So many good books, too little time.
As the weather starts to warm up, we spend less time indoors doing schoolwork. We have pretty much finished up our studies for this year, so as we wind down, our indoor activities start to turn into outdoor activities. Over the summer though, there is one activity that never stops. That would be reading.
Reading is something I’ve never had to teach. Though I did teach my youngest dd to read, I’ve never had to tell them to read. It’s just something they do. Books end up everywhere in my home. They can be found in the living room, kitchen, bedrooms, and yes, even the bathroom. I have at least one dd who is a “bathroom” reader. Bookshelves abound in my home, as they do in most home-school families. I recently acquired a much larger one for the girls room. I get some sort of weird satisfaction out of moving books around and organizing them.

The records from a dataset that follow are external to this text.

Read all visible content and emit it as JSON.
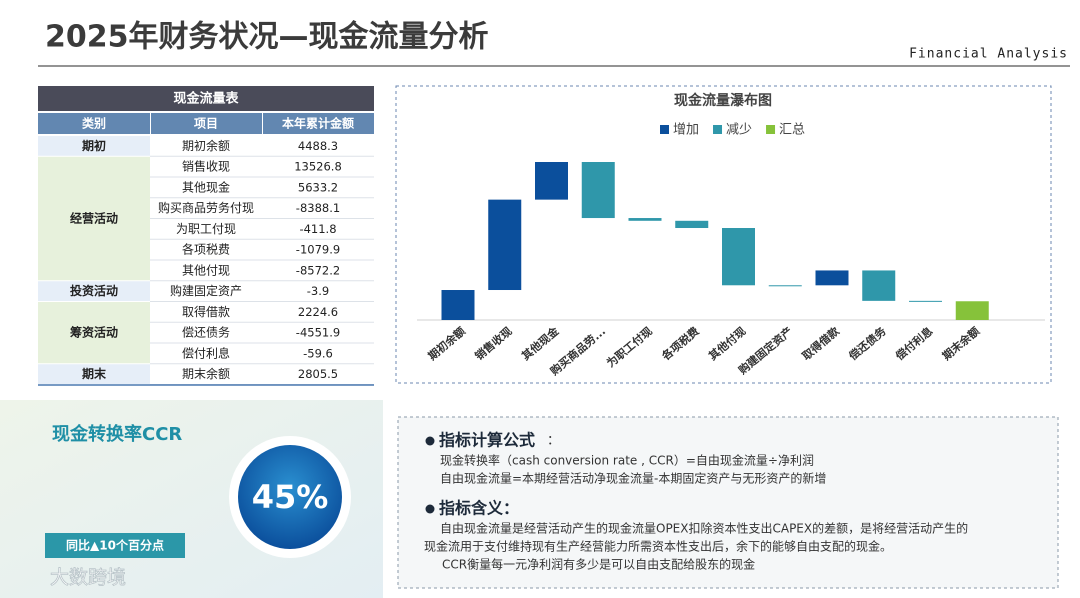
{
  "header": {
    "title": "2025年财务状况—现金流量分析",
    "subtitle": "Financial Analysis"
  },
  "table": {
    "title": "现金流量表",
    "columns": [
      "类别",
      "项目",
      "本年累计金额"
    ],
    "groups": [
      {
        "category": "期初",
        "rows": [
          [
            "期初余额",
            4488.3
          ]
        ]
      },
      {
        "category": "经营活动",
        "rows": [
          [
            "销售收现",
            13526.8
          ],
          [
            "其他现金",
            5633.2
          ],
          [
            "购买商品劳务付现",
            -8388.1
          ],
          [
            "为职工付现",
            -411.8
          ],
          [
            "各项税费",
            -1079.9
          ],
          [
            "其他付现",
            -8572.2
          ]
        ]
      },
      {
        "category": "投资活动",
        "rows": [
          [
            "购建固定资产",
            -3.9
          ]
        ]
      },
      {
        "category": "筹资活动",
        "rows": [
          [
            "取得借款",
            2224.6
          ],
          [
            "偿还债务",
            -4551.9
          ],
          [
            "偿付利息",
            -59.6
          ]
        ]
      },
      {
        "category": "期末",
        "rows": [
          [
            "期末余额",
            2805.5
          ]
        ]
      }
    ]
  },
  "chart_data": {
    "type": "waterfall",
    "title": "现金流量瀑布图",
    "categories": [
      "期初余额",
      "销售收现",
      "其他现金",
      "购买商品劳...",
      "为职工付现",
      "各项税费",
      "其他付现",
      "购建固定资产",
      "取得借款",
      "偿还债务",
      "偿付利息",
      "期末余额"
    ],
    "values": [
      4488.3,
      13526.8,
      5633.2,
      -8388.1,
      -411.8,
      -1079.9,
      -8572.2,
      -3.9,
      2224.6,
      -4551.9,
      -59.6,
      2805.5
    ],
    "totals": [
      11
    ],
    "legend": [
      {
        "name": "增加",
        "color": "#0b4f9c"
      },
      {
        "name": "减少",
        "color": "#2f97aa"
      },
      {
        "name": "汇总",
        "color": "#86c23a"
      }
    ]
  },
  "kpi": {
    "title": "现金转换率CCR",
    "value": "45%",
    "badge": "同比▲10个百分点"
  },
  "watermark": "大数跨境",
  "notes": [
    {
      "heading": "指标计算公式",
      "suffix": "：",
      "lines": [
        "现金转换率（cash conversion rate , CCR）=自由现金流量÷净利润",
        "自由现金流量=本期经营活动净现金流量-本期固定资产与无形资产的新增"
      ]
    },
    {
      "heading": "指标含义：",
      "lines": [
        "自由现金流量是经营活动产生的现金流量OPEX扣除资本性支出CAPEX的差额，是将经营活动产生的",
        "现金流用于支付维持现有生产经营能力所需资本性支出后，余下的能够自由支配的现金。",
        "CCR衡量每一元净利润有多少是可以自由支配给股东的现金"
      ]
    }
  ]
}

I allow for lots of time to read during our days. I circulate books around the house. Sometimes a book in the living room that has collected dust would be picked up if moved to the bedrooms. Kind of like when we used to recirculate toys for toddlers. Same principle, better result.
I’ve also noticed a variety in the girls personal preferences for books. Presently, my youngest dd (8 yo) is most interested in books about animals and an even greater enjoyment if they happen to be true stories such as Owls in the Family by Farley Mowat. My oldest dd (10 yo) tends to re-read her favorites like The Lion the Witch and the Wardrobe, by C.S Lewis, again and again.
A considerable amount of books are brought home from the library. Usually these would consist of a variety of literature related to our study in history and science, but I recently picked up a neat idea from one of Susan Wise Bauers’s workshops when she was in town during last years BC Home School Convention. It was something her mother used to do when she was home schooled. It’s a concept that helps the kids familiarize themselves with the library and it’s catalogue. During the library visit each child is given their own basket and asked to pick out five books of their choice. However, they must pick one from each category: History, Science, Literature, Poetry and a book about numbers (math related). I have adopted this little task and the kids seem to really enjoy it. I also found they were reading more poetry, which is something I’m not very consistent with.
As the lazy days of summer approach, it’s a good time to break out the children’s reading resources. Fantastic resource lists can be found in both Honey for a Child’s Heart, and How to Grow a Young Reader (see my side bar). Take some time to peruse these lists and add some fresh blood to those bookshelves. There is much more to be said on the topic of reading. Too much to write about here. I will share more in future posts.
I will leave you with this question. This summer, what will you be reading?